Les siècles d’incubation de l’antisémitisme au cœur de la culture occidentale se manifestent de bien des manières. L’antisémitisme contemporain ne fait pas que contenir des éléments majeurs d’antisémitisme médiéval, mais aussi de nombreuses formes d’expression bien plus récentes. Une façon parmi tant d’autres de le prouver : dans beaucoup de nouveaux mouvements idéologiques ou de courants intellectuels, tôt ou tard, des expressions d’antisémitisme surgissent à l’avant-scène. Cette haine peut se focaliser sur les Juifs ou sur Israël. Un certain nombre de mentions brèves provenant d’une diversité d’endroits l’illustre.
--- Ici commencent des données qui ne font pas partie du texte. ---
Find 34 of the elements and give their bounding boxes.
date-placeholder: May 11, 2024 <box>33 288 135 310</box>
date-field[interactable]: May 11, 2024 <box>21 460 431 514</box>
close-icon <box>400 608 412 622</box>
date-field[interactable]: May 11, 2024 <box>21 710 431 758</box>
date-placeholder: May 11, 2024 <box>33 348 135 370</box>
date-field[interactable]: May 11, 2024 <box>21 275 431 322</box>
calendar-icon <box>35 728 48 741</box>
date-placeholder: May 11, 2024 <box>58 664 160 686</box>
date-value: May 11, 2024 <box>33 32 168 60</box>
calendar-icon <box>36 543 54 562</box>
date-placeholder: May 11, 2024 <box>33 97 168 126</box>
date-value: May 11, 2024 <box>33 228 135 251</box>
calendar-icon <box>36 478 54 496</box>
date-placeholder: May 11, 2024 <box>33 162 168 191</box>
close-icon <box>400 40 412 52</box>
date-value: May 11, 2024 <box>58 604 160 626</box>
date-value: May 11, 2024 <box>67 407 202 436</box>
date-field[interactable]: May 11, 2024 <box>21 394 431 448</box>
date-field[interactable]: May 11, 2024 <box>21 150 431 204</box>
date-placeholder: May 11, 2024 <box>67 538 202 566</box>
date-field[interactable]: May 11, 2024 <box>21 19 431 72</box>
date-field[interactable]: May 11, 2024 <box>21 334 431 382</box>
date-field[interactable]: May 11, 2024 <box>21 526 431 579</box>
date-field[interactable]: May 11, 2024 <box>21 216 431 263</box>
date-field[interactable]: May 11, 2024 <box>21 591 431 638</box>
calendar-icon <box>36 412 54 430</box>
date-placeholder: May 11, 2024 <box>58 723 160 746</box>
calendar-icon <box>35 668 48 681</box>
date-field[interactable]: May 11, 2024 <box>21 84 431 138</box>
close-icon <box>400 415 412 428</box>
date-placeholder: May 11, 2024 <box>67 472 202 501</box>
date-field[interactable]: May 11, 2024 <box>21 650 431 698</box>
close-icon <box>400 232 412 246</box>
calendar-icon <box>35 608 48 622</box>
On peut voir très clairement l’antisémitisme dans le domaine des droits de l’homme. Le Conseil des Droits de l’Homme des Nations-Unies est au sommet de la liste des promoteurs du nouveau type d’antisémitisme, en soutenant la haine d’Israël. Beaucoup de ses états-membres sont des dictatures[2]. Hillel Neuer, directeur exécutif de UN Watch, le résume ainsi : « Le Conseil des Droits de l’Homme des Nations-Unies, situé à Genève, dispose d’un point permanent d’ordre du jour à l’encontre d’Israël. Israël est le seul pays pris spécifiquement pour cible à chaque rencontre. Pas même un seul des violateurs majeurs des droits de l’homme, comme la Chine, Cuba, le Pakistan, l’Arabie Saoudite, le Soudan, la Syire ou le Zimbabwe ne font l’objet d’un tel traitement[3]« .

Le féminisme est un autre mouvement au sien duquel l’antisémitisme se manifeste fréquemment.  Des tendances à la haine d’Israël se développent progressivement au sein de ce mouvement d’égalitarisme pour les femmes. Le professeur émérite américain de psychologie et d’études sur les femmes, Phyllis Chesler, elle-même féministe, a partagé une telle expérience. En 2003, elle a été invitée à s’exprimer devant un auditoire féministe principalement composée d’Afro-Américaines et d’Hispano-Américaines, lors d’une conférence au Collège Barnard. On l’a interrogée pour savoir quel point de vue elle adoptait sur la question des femmes en Palestine. Chesler a répondu que l’Islam est le plus grand pratiquant d’appartheid religieux entre les sexes à travers le monde. Elle a appuyé ses déclarations en mentionnant le port forcé du voile, les mariages arrangés, la polygamie, la violence fondée sur l’honneur ou les crimes d’honneur au sein de la société palestinienne. Chesler a déclaré : une émeute a presque éclaté. On m’a bousculé vers l’extérieur pour ma propre sécurité. Ces féministes n’en avaient rien à faire de la Palestine, mais se préoccupaient de pouvoir diaboliser Israël[4]« .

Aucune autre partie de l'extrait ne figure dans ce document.